The Asian high mountains, the new study said, were already warming more rapidly than the global average.

A global temperature rise of 1.5 C would mean an average increase in the region of about 2.1 C, with differences between mountain ranges — all of which will warm by more than 1.5 C.

The Hindu Kush mountain range would warm by about 2.3 C and the eastern Himalayas by some 1.9 C, the study forecast.

“Even if temperatures stabilise at their current level, (glacier) mass loss will continue for decades to come,” the researchers added.

For the high mountain glaciers to survive, “it is essential to minimise the global temperature increase.”

Swathes of South Asia and China depend on meltwater from Himalayan glaciers for drinking water, electricity generation and irrigation.

At the same time, the regions are also vulnerable to more intense flooding from accelerated glacier melt, combined with heavier rains and superstorms boosted by global warming.

A study in July in the journal Nature Climate Change, said there was only a five-percent chance of holding global warming under 2.0 C.

For 1.5 C, the odds were about one percent.

On current trends, some experts project Earth is on track to warm by about 3.0 C.

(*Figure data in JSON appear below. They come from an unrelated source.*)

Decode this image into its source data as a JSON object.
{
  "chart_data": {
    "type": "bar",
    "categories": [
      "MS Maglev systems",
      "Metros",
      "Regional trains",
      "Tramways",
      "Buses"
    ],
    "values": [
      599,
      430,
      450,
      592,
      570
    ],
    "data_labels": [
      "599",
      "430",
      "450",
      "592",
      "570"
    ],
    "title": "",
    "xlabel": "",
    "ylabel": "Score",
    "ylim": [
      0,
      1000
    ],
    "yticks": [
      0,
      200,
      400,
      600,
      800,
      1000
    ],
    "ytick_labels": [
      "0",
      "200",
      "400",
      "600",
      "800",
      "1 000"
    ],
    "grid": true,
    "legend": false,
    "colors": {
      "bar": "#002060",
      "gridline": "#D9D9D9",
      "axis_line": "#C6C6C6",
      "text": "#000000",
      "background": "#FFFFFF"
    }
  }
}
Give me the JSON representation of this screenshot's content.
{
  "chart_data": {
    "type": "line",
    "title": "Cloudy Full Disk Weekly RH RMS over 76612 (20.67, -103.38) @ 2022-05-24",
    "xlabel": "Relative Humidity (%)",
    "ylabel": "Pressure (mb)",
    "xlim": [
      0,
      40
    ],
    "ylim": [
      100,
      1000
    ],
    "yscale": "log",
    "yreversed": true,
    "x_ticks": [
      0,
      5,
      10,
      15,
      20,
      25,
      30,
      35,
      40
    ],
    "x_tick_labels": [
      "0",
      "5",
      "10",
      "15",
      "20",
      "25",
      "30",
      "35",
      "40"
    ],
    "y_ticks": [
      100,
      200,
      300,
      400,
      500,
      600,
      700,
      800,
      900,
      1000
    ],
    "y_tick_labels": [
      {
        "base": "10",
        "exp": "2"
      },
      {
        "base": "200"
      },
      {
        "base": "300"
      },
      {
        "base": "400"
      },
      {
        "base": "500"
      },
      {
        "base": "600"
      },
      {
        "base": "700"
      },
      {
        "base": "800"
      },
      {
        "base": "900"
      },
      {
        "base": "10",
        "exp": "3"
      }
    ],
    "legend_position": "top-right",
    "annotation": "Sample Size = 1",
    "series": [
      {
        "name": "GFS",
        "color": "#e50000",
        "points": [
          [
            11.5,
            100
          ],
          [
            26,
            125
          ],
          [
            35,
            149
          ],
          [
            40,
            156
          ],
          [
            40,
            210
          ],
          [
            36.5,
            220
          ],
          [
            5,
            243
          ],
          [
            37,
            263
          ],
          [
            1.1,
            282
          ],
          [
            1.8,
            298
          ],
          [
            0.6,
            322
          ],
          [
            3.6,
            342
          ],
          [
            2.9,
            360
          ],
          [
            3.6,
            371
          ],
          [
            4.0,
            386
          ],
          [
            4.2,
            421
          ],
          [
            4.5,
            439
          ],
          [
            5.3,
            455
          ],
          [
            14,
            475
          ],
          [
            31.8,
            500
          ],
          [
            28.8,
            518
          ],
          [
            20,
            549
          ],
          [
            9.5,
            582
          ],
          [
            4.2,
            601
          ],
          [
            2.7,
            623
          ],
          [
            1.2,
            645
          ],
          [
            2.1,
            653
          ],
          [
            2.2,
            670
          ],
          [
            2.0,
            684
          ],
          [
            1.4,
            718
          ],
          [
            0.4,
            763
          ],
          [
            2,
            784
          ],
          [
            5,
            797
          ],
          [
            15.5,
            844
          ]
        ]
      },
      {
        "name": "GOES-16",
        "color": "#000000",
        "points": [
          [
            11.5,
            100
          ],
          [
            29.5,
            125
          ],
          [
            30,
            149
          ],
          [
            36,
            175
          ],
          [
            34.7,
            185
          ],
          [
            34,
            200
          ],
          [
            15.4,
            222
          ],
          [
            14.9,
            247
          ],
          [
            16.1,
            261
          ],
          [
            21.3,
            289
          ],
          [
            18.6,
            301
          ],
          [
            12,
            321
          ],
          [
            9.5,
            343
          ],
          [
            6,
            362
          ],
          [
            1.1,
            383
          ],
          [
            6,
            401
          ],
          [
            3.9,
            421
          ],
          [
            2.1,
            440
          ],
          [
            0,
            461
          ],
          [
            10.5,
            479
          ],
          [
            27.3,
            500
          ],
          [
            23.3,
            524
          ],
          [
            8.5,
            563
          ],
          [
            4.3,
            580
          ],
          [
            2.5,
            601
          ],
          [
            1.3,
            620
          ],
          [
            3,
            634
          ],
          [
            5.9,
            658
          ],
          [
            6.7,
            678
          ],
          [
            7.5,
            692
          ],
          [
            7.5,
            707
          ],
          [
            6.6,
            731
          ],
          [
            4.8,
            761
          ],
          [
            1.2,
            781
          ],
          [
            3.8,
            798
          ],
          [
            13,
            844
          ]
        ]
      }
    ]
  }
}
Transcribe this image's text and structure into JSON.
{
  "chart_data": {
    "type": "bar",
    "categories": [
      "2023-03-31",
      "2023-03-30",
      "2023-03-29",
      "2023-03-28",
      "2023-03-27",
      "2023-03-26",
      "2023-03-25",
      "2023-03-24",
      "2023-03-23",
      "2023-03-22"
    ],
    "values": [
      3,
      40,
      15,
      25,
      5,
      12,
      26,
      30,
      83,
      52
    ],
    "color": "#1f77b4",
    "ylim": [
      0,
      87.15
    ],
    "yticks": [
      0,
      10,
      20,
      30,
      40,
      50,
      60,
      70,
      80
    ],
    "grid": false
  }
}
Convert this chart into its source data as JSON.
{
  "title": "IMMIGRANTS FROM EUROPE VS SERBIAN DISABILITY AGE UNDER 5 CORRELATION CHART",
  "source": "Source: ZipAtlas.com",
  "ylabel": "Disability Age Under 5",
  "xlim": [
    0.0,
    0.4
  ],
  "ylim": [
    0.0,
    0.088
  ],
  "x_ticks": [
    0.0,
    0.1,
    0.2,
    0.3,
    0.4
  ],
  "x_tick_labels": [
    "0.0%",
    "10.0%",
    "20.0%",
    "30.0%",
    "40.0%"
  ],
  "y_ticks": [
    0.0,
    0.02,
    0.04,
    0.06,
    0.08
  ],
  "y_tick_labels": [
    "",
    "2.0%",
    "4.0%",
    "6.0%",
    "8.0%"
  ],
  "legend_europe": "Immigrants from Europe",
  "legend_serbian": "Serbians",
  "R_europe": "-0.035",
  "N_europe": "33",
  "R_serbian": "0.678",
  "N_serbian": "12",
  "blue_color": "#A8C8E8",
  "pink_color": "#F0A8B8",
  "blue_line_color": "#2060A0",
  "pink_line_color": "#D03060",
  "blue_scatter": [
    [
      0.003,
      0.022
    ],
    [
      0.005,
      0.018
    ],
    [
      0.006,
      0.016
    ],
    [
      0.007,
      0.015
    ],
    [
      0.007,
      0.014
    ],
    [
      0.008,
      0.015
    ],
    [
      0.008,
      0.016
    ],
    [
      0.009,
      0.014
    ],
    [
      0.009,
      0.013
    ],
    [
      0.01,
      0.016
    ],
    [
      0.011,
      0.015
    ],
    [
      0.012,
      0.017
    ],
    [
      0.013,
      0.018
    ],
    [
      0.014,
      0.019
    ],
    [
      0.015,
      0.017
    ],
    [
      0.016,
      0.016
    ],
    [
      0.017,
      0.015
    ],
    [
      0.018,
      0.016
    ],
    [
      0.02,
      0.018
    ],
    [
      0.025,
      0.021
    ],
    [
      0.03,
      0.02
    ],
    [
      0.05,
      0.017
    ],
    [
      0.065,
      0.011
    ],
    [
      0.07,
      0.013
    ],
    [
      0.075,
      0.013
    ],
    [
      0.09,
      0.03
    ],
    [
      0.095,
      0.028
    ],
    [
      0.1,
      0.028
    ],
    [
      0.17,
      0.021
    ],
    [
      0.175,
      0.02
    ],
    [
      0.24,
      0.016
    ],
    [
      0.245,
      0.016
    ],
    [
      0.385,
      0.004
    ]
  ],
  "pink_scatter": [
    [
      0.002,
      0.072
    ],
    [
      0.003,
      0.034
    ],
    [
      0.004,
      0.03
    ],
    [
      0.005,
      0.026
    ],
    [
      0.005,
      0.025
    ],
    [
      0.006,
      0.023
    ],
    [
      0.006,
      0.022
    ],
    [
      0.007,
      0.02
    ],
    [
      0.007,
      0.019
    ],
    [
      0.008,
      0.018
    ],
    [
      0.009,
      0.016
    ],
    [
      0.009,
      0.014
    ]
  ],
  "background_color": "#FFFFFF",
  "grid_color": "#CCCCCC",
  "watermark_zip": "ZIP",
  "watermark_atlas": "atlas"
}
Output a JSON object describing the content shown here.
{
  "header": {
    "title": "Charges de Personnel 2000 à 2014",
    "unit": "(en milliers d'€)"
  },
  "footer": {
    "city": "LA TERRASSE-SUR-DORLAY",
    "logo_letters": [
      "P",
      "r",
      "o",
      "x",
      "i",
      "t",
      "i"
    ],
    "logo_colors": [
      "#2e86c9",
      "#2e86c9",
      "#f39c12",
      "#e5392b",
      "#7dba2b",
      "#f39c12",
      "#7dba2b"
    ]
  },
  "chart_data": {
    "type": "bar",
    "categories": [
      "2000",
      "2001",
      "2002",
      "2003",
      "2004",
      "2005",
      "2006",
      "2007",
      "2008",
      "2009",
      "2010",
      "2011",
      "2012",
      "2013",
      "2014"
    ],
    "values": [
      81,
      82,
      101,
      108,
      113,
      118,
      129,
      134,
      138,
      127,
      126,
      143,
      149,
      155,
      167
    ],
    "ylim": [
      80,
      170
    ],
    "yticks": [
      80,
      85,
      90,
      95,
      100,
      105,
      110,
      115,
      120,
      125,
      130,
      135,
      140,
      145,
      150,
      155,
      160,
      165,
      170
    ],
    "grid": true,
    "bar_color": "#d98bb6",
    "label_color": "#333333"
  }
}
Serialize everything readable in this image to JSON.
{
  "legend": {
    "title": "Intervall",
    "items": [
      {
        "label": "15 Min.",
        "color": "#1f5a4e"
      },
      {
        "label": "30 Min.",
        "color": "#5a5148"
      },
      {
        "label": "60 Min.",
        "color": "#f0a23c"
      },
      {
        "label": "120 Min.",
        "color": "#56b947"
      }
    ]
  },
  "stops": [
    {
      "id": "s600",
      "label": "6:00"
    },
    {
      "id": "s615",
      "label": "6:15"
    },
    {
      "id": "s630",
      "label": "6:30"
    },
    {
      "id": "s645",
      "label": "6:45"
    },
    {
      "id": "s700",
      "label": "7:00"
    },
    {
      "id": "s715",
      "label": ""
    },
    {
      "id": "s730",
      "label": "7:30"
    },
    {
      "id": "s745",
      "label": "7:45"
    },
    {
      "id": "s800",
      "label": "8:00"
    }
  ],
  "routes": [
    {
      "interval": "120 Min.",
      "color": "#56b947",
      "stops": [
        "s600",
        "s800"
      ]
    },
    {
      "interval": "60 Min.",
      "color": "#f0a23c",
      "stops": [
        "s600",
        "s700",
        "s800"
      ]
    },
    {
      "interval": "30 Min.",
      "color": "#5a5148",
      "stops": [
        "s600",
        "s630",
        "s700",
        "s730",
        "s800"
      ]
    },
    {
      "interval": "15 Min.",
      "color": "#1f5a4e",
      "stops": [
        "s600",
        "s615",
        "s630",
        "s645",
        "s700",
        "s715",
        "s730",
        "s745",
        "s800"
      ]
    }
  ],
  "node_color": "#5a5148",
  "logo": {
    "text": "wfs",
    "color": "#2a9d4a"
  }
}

Glaciologists have sounded the alarm about shrinking ice cover in other mountain regions.

A 2014 study found that Peru’s glaciers had shrunk by more than 40 percent since 1970.

According to the LGGE glaciology laboratory in the French city of Grenoble, the glaciers of the French Alps lost about a quarter of their surface area between 2003 and 2015.

The glaciers, they said, melted three times faster during those 12 years than in the period 1986-2003.